Das Europäische Parlament hat die Haftstrafe gegen den Philanthropen Osman Kavala scharf verurteilt und die Türkei aufgefordert, den 64-Jährigen und seine Mitangeklagten umgehend und bedingungslos freizulassen. In einer am Donnerstag verabschiedeten Resolution fordern die Abgeordneten in Straßburg die Regierung in Ankara auf, sich nicht länger in die Belange der Justiz einzumischen und alle Urteile des Europäischen Gerichtshofs für Menschenrechte (EGMR) vollständig umzusetzen.

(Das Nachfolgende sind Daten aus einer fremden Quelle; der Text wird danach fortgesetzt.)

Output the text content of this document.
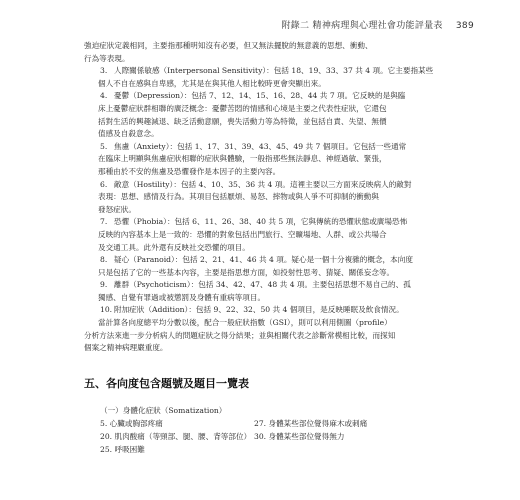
附錄二 精神病理與心理社會功能評量表 389

強迫症狀定義相同，主要指那種明知沒有必要，但又無法擺脫的無意義的思想、衝動、

行為等表現。

3. 人際關係敏感（Interpersonal Sensitivity）：包括 18、19、33、37 共 4 項。它主要指某些

個人不自在感與自卑感，尤其是在與其他人相比較時更會突顯出來。

4. 憂鬱（Depression）：包括 7、12、14、15、16、28、44 共 7 項。它反映的是與臨

床上憂鬱症狀群相聯的廣泛概念：憂鬱苦悶的情感和心境是主要之代表性症狀，它還包

括對生活的興趣減退、缺乏活動意願，喪失活動力等為特徵，並包括自責、失望、無價

值感及自殺意念。

5. 焦慮（Anxiety）：包括 1、17、31、39、43、45、49 共 7 個項目。它包括一些通常

在臨床上明顯與焦慮症狀相聯的症狀與體驗，一般指那些無法靜息、神經過敏、緊張，

那種由於不安的焦慮及恐懼發作是本因子的主要內容。

6. 敵意（Hostility）：包括 4、10、35、36 共 4 項。這裡主要以三方面來反映病人的敵對

表現：思想、感情及行為。其項目包括厭煩、易怒、摔物或與人爭不可抑制的衝動與

發怒症狀。

7. 恐懼（Phobia）：包括 6、11、26、38、40 共 5 項，它與傳統的恐懼狀態或廣場恐怖

反映的內容基本上是一致的：恐懼的對象包括出門旅行、空曠場地、人群、或公共場合

及交通工具。此外還有反映社交恐懼的項目。

8. 疑心（Paranoid）：包括 2、21、41、46 共 4 項。疑心是一個十分複雜的概念，本向度

只是包括了它的一些基本內容，主要是指思想方面，如投射性思考、猜疑、關係妄念等。

9. 離群（Psychoticism）：包括 34、42、47、48 共 4 項。主要包括思想不易自己的、孤

獨感、自覺有罪過或被懲罰及身體有重病等項目。

10. 附加症狀（Addition）：包括 9、22、32、50 共 4 個項目，是反映睡眠及飲食情況。

當計算各向度總平均分數以後，配合一般症狀指數（GSI），則可以利用側圖（profile）

分析方法來進一步分析病人的問題症狀之得分結果；並與相關代表之診斷常模相比較，而探知

個案之精神病理嚴重度。

五、各向度包含題號及題目一覽表
（一）身體化症狀（Somatization）
5. 心臟或胸部疼痛
20. 肌肉酸痛（等頸部、腿、腰、背等部位）
25. 呼吸困難
27. 身體某些部位覺得麻木或刺痛
30. 身體某些部位覺得無力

Ein Gericht in Istanbul hatte den seit 2017 inhaftierten Kavala vergangene Woche wegen des Vorwurfs des versuchten Regierungsumsturzes zu erschwerter lebenslanger Haft ohne Aussicht auf Bewährung verurteilt. Der EGMR hatte bereits Ende 2019 seine Freilassung gefordert und die Haft als politisch motiviert eingestuft. Ankara folgte dem Straßburger Gericht nicht, obwohl Urteile des EGMR für die Türkei als Mitglied des Europarats bindend sind. Sieben Mitangeklagte; Mücella Yapıcı, Can Atalay, Tayfun Kahraman, Ali Hakan Altınay, Yiğit Ali Ekmekçi, Çiğdem Mater Utku und Mine Özerden, die gleichzeitig mit Kavala vor Gericht erschienen, wurden zu 18 Jahren Haft verurteilt. Sie wurden beschuldigt, den Kulturförderer unterstützt zu haben.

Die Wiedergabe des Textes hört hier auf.